Detect either over-validation patterns in a candidate LLM response, or repeated reassurance-seeking in recent user messages on the same decision. Returns the matched pattern, a confidence score, and a counter_prompt the calling skill MAY surface to the model — the server itself never invokes a model.

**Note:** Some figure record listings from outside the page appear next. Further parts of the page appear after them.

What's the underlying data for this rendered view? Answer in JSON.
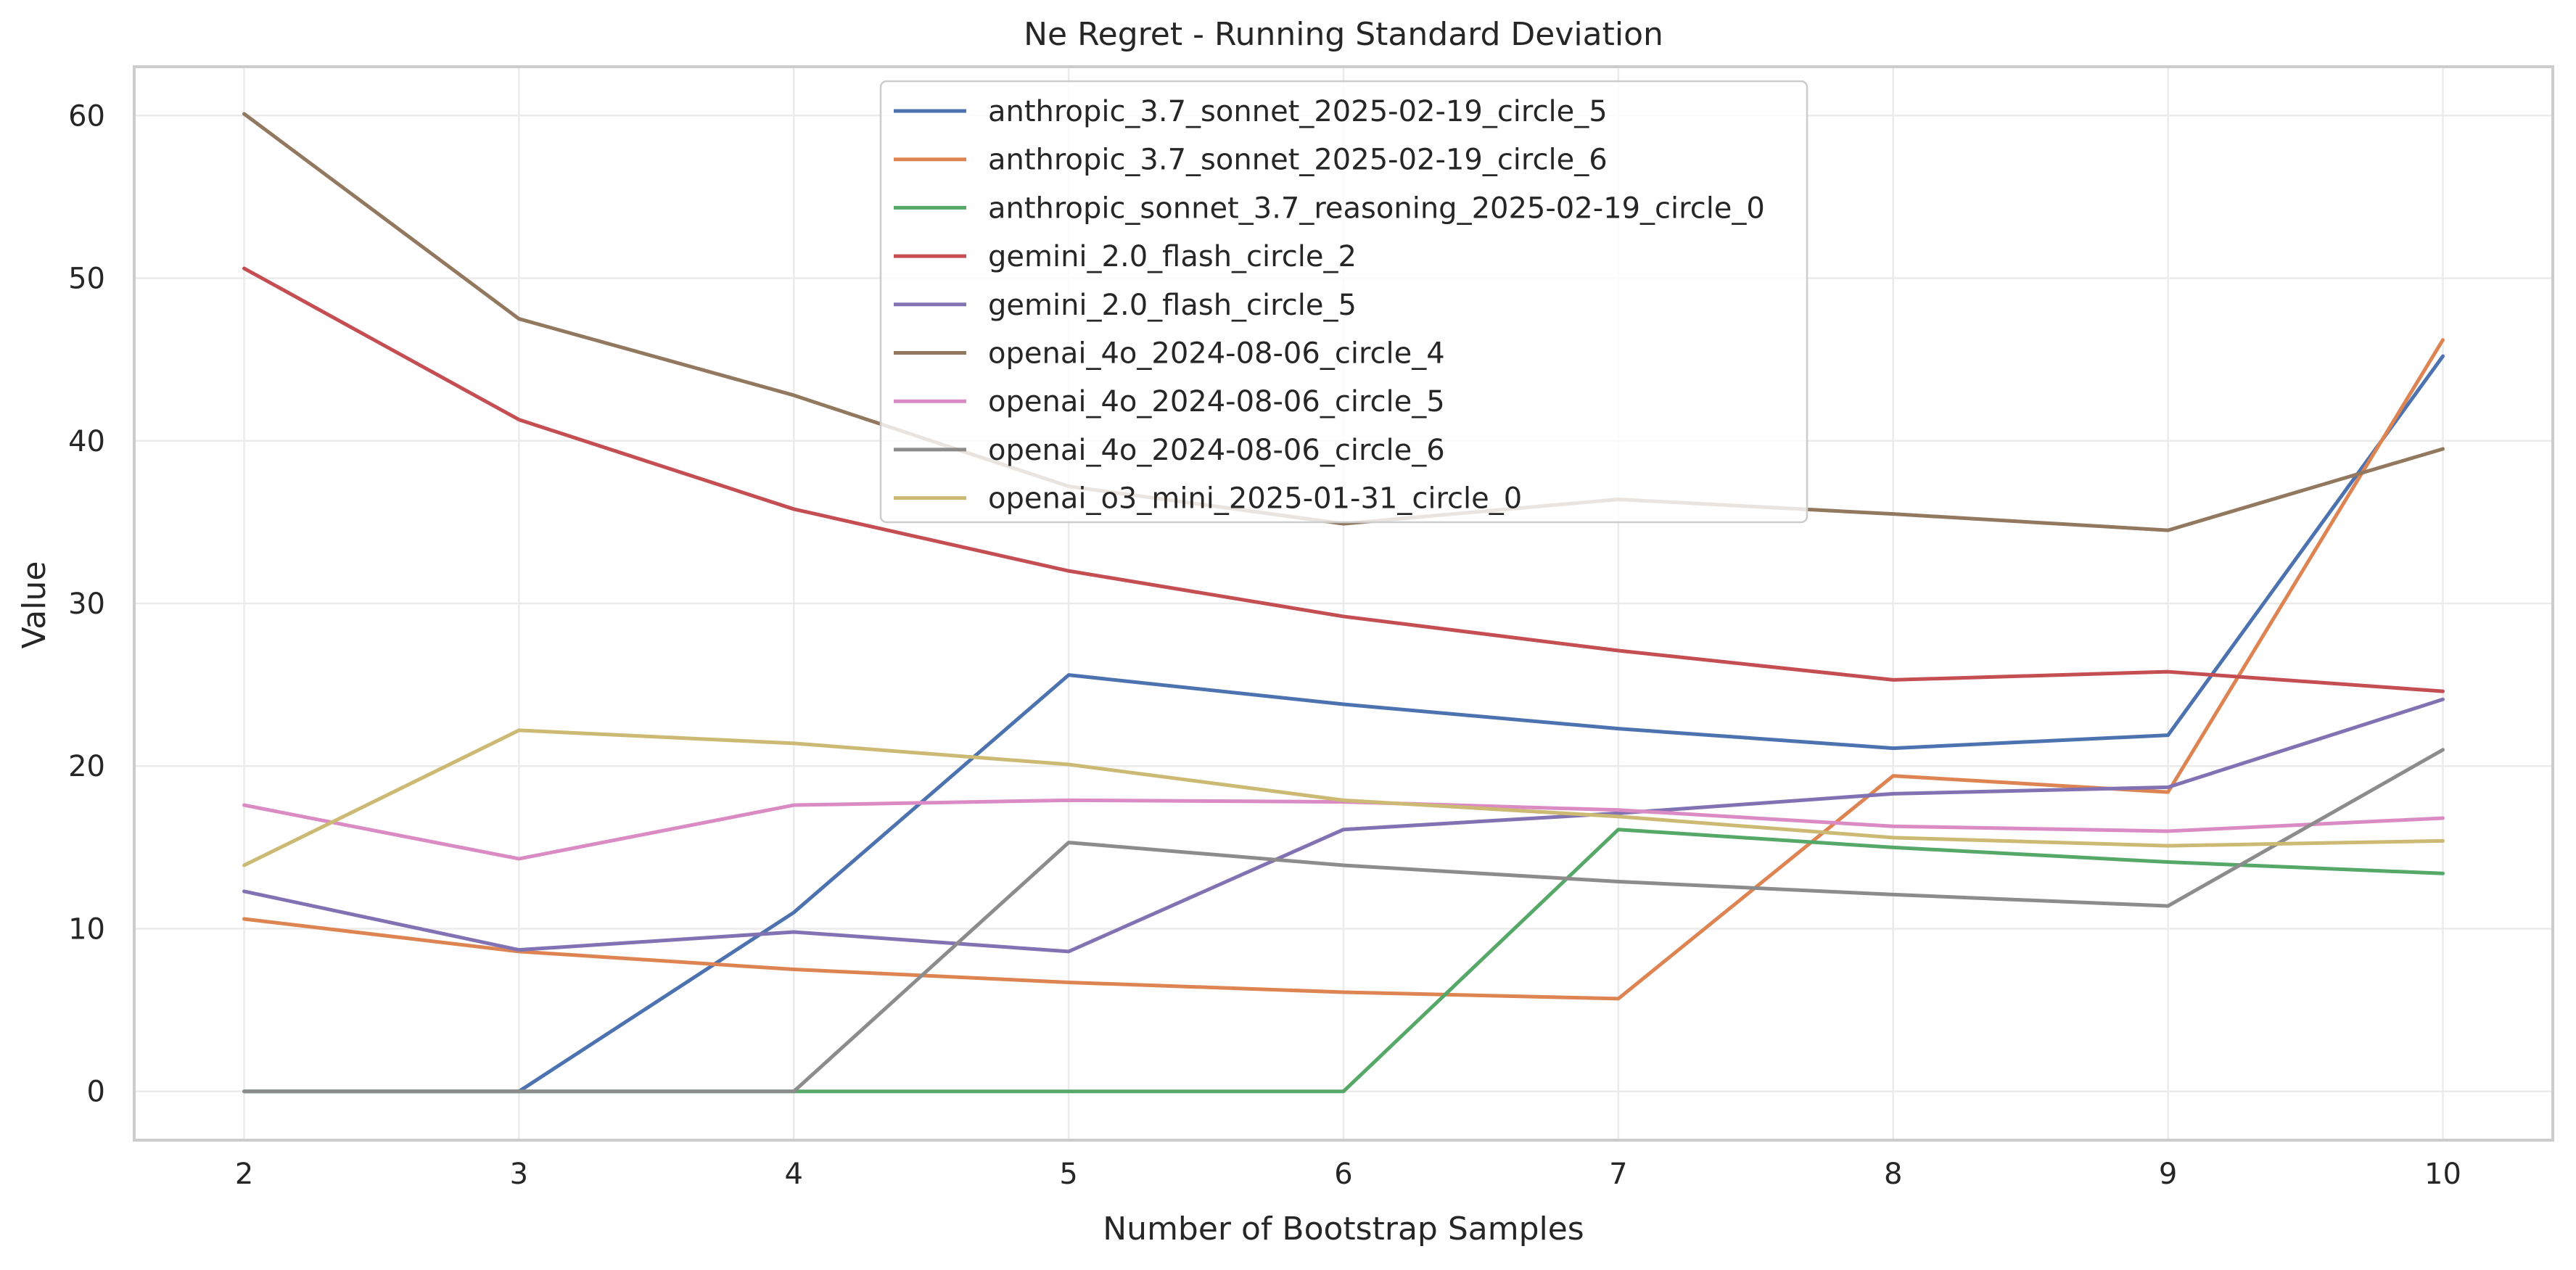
{
  "chart_data": {
    "type": "line",
    "title": "Ne Regret - Running Standard Deviation",
    "xlabel": "Number of Bootstrap Samples",
    "ylabel": "Value",
    "x": [
      2,
      3,
      4,
      5,
      6,
      7,
      8,
      9,
      10
    ],
    "xlim": [
      1.6,
      10.4
    ],
    "ylim": [
      -3,
      63
    ],
    "xticks": [
      2,
      3,
      4,
      5,
      6,
      7,
      8,
      9,
      10
    ],
    "yticks": [
      0,
      10,
      20,
      30,
      40,
      50,
      60
    ],
    "grid": true,
    "legend_position": "upper-center",
    "series": [
      {
        "name": "anthropic_3.7_sonnet_2025-02-19_circle_5",
        "color": "#4c72b0",
        "values": [
          0,
          0,
          11.0,
          25.6,
          23.8,
          22.3,
          21.1,
          21.9,
          45.2
        ]
      },
      {
        "name": "anthropic_3.7_sonnet_2025-02-19_circle_6",
        "color": "#dd8452",
        "values": [
          10.6,
          8.6,
          7.5,
          6.7,
          6.1,
          5.7,
          19.4,
          18.4,
          46.2
        ]
      },
      {
        "name": "anthropic_sonnet_3.7_reasoning_2025-02-19_circle_0",
        "color": "#55a868",
        "values": [
          0,
          0,
          0,
          0,
          0,
          16.1,
          15.0,
          14.1,
          13.4
        ]
      },
      {
        "name": "gemini_2.0_flash_circle_2",
        "color": "#c44e52",
        "values": [
          50.6,
          41.3,
          35.8,
          32.0,
          29.2,
          27.1,
          25.3,
          25.8,
          24.6
        ]
      },
      {
        "name": "gemini_2.0_flash_circle_5",
        "color": "#8172b3",
        "values": [
          12.3,
          8.7,
          9.8,
          8.6,
          16.1,
          17.1,
          18.3,
          18.7,
          24.1
        ]
      },
      {
        "name": "openai_4o_2024-08-06_circle_4",
        "color": "#937860",
        "values": [
          60.1,
          47.5,
          42.8,
          37.2,
          34.9,
          36.4,
          35.5,
          34.5,
          39.5
        ]
      },
      {
        "name": "openai_4o_2024-08-06_circle_5",
        "color": "#da8bc3",
        "values": [
          17.6,
          14.3,
          17.6,
          17.9,
          17.8,
          17.3,
          16.3,
          16.0,
          16.8
        ]
      },
      {
        "name": "openai_4o_2024-08-06_circle_6",
        "color": "#8c8c8c",
        "values": [
          0,
          0,
          0,
          15.3,
          13.9,
          12.9,
          12.1,
          11.4,
          21.0
        ]
      },
      {
        "name": "openai_o3_mini_2025-01-31_circle_0",
        "color": "#ccb974",
        "values": [
          13.9,
          22.2,
          21.4,
          20.1,
          17.9,
          16.9,
          15.6,
          15.1,
          15.4
        ]
      }
    ]
  }
}
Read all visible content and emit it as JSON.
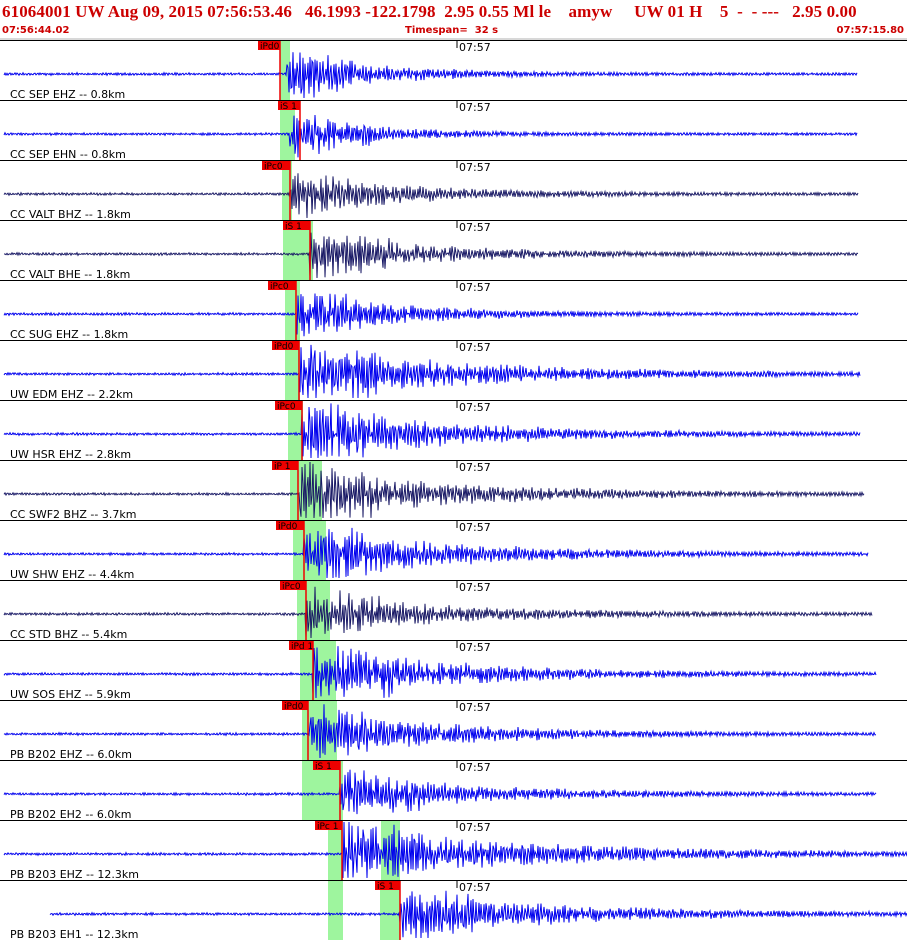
{
  "header": {
    "title": "61064001 UW Aug 09, 2015 07:56:53.46   46.1993 -122.1798  2.95 0.55 Ml le    amyw     UW 01 H    5  -  - ---   2.95 0.00",
    "start_time": "07:56:44.02",
    "timespan": "Timespan=  32 s",
    "end_time": "07:57:15.80"
  },
  "colors": {
    "header_text": "#cc0000",
    "trace_blue": "#0000ee",
    "trace_dark": "#1a1a66",
    "pick_window": "#9ef59e",
    "pick_marker": "#ee0000"
  },
  "minute_label": "07:57",
  "traces": [
    {
      "label": "CC SEP EHZ -- 0.8km",
      "color": "blue",
      "pick": "iPd0"
    },
    {
      "label": "CC SEP EHN -- 0.8km",
      "color": "blue",
      "pick": "iS 1"
    },
    {
      "label": "CC VALT BHZ -- 1.8km",
      "color": "dark",
      "pick": "iPc0"
    },
    {
      "label": "CC VALT BHE -- 1.8km",
      "color": "dark",
      "pick": "iS 1"
    },
    {
      "label": "CC SUG EHZ -- 1.8km",
      "color": "blue",
      "pick": "iPc0"
    },
    {
      "label": "UW EDM EHZ -- 2.2km",
      "color": "blue",
      "pick": "iPd0"
    },
    {
      "label": "UW HSR EHZ -- 2.8km",
      "color": "blue",
      "pick": "iPc0"
    },
    {
      "label": "CC SWF2 BHZ -- 3.7km",
      "color": "dark",
      "pick": "iP 1"
    },
    {
      "label": "UW SHW EHZ -- 4.4km",
      "color": "blue",
      "pick": "iPd0"
    },
    {
      "label": "CC STD BHZ -- 5.4km",
      "color": "dark",
      "pick": "iPc0"
    },
    {
      "label": "UW SOS EHZ -- 5.9km",
      "color": "blue",
      "pick": "iPd 1"
    },
    {
      "label": "PB B202 EHZ -- 6.0km",
      "color": "blue",
      "pick": "iPd0"
    },
    {
      "label": "PB B202 EH2 -- 6.0km",
      "color": "blue",
      "pick": "iS 1"
    },
    {
      "label": "PB B203 EHZ -- 12.3km",
      "color": "blue",
      "pick": "iPc 1"
    },
    {
      "label": "PB B203 EH1 -- 12.3km",
      "color": "blue",
      "pick": "iS 1"
    }
  ]
}
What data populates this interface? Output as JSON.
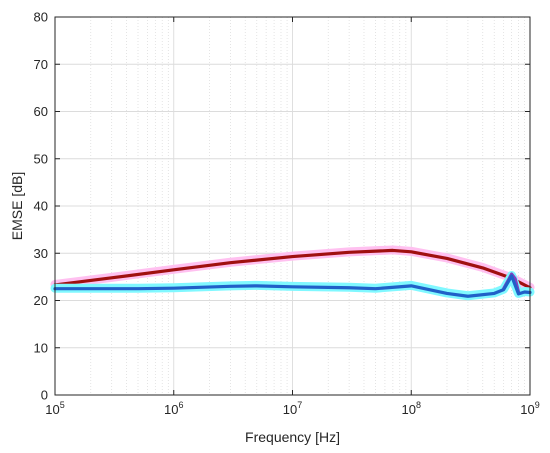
{
  "chart_data": {
    "type": "line",
    "xlabel": "Frequency [Hz]",
    "ylabel": "EMSE [dB]",
    "x_scale": "log",
    "xlim": [
      100000,
      1000000000
    ],
    "ylim": [
      0,
      80
    ],
    "x_ticks": [
      {
        "base": "10",
        "exp": "5",
        "value": 100000
      },
      {
        "base": "10",
        "exp": "6",
        "value": 1000000
      },
      {
        "base": "10",
        "exp": "7",
        "value": 10000000
      },
      {
        "base": "10",
        "exp": "8",
        "value": 100000000
      },
      {
        "base": "10",
        "exp": "9",
        "value": 1000000000
      }
    ],
    "y_ticks": [
      "0",
      "10",
      "20",
      "30",
      "40",
      "50",
      "60",
      "70",
      "80"
    ],
    "grid": true,
    "minor_grid": true,
    "series": [
      {
        "color": "#FFC0F0",
        "line_width": 9,
        "points": [
          [
            100000,
            23.4
          ],
          [
            300000,
            24.9
          ],
          [
            1000000,
            26.6
          ],
          [
            3000000,
            28.1
          ],
          [
            10000000,
            29.4
          ],
          [
            30000000,
            30.3
          ],
          [
            70000000,
            30.7
          ],
          [
            100000000,
            30.4
          ],
          [
            200000000,
            29.0
          ],
          [
            400000000,
            27.0
          ],
          [
            700000000,
            24.8
          ],
          [
            1000000000,
            22.8
          ]
        ]
      },
      {
        "color": "#A01010",
        "line_width": 3.2,
        "points": [
          [
            100000,
            23.3
          ],
          [
            300000,
            24.8
          ],
          [
            1000000,
            26.5
          ],
          [
            3000000,
            28.0
          ],
          [
            10000000,
            29.3
          ],
          [
            30000000,
            30.2
          ],
          [
            70000000,
            30.6
          ],
          [
            100000000,
            30.3
          ],
          [
            200000000,
            28.9
          ],
          [
            400000000,
            26.9
          ],
          [
            700000000,
            24.7
          ],
          [
            1000000000,
            22.7
          ]
        ]
      },
      {
        "color": "#80F8FF",
        "line_width": 9,
        "points": [
          [
            100000,
            22.6
          ],
          [
            500000,
            22.6
          ],
          [
            1000000,
            22.7
          ],
          [
            3000000,
            23.1
          ],
          [
            5000000,
            23.2
          ],
          [
            10000000,
            23.0
          ],
          [
            30000000,
            22.8
          ],
          [
            50000000,
            22.6
          ],
          [
            100000000,
            23.2
          ],
          [
            200000000,
            21.6
          ],
          [
            300000000,
            21.0
          ],
          [
            500000000,
            21.6
          ],
          [
            600000000,
            22.4
          ],
          [
            700000000,
            25.3
          ],
          [
            800000000,
            21.5
          ],
          [
            900000000,
            21.9
          ],
          [
            1000000000,
            21.8
          ]
        ]
      },
      {
        "color": "#8040C0",
        "line_width": 3.2,
        "points": [
          [
            600000000,
            22.5
          ],
          [
            700000000,
            25.6
          ],
          [
            750000000,
            24.6
          ],
          [
            800000000,
            21.8
          ]
        ]
      },
      {
        "color": "#2060C8",
        "line_width": 3.2,
        "points": [
          [
            100000,
            22.5
          ],
          [
            500000,
            22.5
          ],
          [
            1000000,
            22.6
          ],
          [
            3000000,
            23.0
          ],
          [
            5000000,
            23.1
          ],
          [
            10000000,
            22.9
          ],
          [
            30000000,
            22.7
          ],
          [
            50000000,
            22.5
          ],
          [
            100000000,
            23.1
          ],
          [
            200000000,
            21.5
          ],
          [
            300000000,
            20.9
          ],
          [
            500000000,
            21.5
          ],
          [
            600000000,
            22.3
          ],
          [
            700000000,
            25.2
          ],
          [
            800000000,
            21.4
          ],
          [
            900000000,
            21.8
          ],
          [
            1000000000,
            21.7
          ]
        ]
      }
    ]
  }
}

Input{ candidate_response?, recent_user_messages?, decision_context? }

  • At least one of candidate_response or recent_user_messages MUST be provided (anyOf).
  • candidate_response — draft model response to evaluate, max 16000 chars.
  • recent_user_messages — array of {text, at}, scoped to the same decision_context.

Output{ detected, pattern, confidence, reason, heuristic, override_options, counter_prompt?, false_positive_feedback_path }

  • pattern — closed enum for the four reserved heuristic names.
  • counter_prompt — string the calling skill may pass back to the model. The server NEVER calls a model itself.
  • override_options[].token — closed enum includes i-want-validation and explain-the-match.

Runtime: live. Returns a structured {detected, pattern, confidence, reason, heuristic, override_options, counter_prompt?, ...} advisory. The server NEVER calls a model itself — counter_prompt is a string the calling skill MAY pass back.

CodeMeaning
INPUT_TOO_LARGEA text input exceeded its per-field cap. Caller MUST truncate before retrying.
HISTORY_OUT_OF_ORDERcheck_rumination.history items were not oldest-first or contained future timestamps. The server does not silently re-sort.
WINDOW_OUT_OF_RANGEwindow_minutes was outside 1..1440. Rejected rather than clamped so callers cannot accidentally disable the check.
SESSION_ID_MISMATCHcheck_hyperfocus received conflicting session_id values in the snapshot vs the top-level argument.
  • The server is stateless. No SQLite, no JSONL, no caches.
  • No telemetry. No network sockets in default or non-default configurations.
  • The server does NOT log current_prompt, history, candidate_response, or recent_user_messages. Only structured event names.
  • false_positive_feedback_path is a public GitHub issue template URL. A user reporting a false positive thereby discloses the prompt that fired; the disclosure is user-initiated, not server-emitted.
  • Additive-only within v0.1.x. Override-token enum and heuristic-name enum are closed; additions require a minor bump and clinical sign-off.
  • Default thresholds (rumination similarity 0.55, hyperfocus 60/90/120 minutes) may be revised within v0.1.x based on field-study data, but the field types and bounds are frozen.
  • The schemas at packages/mcp-guardrail/schemas/ are the source of truth. CODEOWNERS requires clinical-reviewer approval on changes.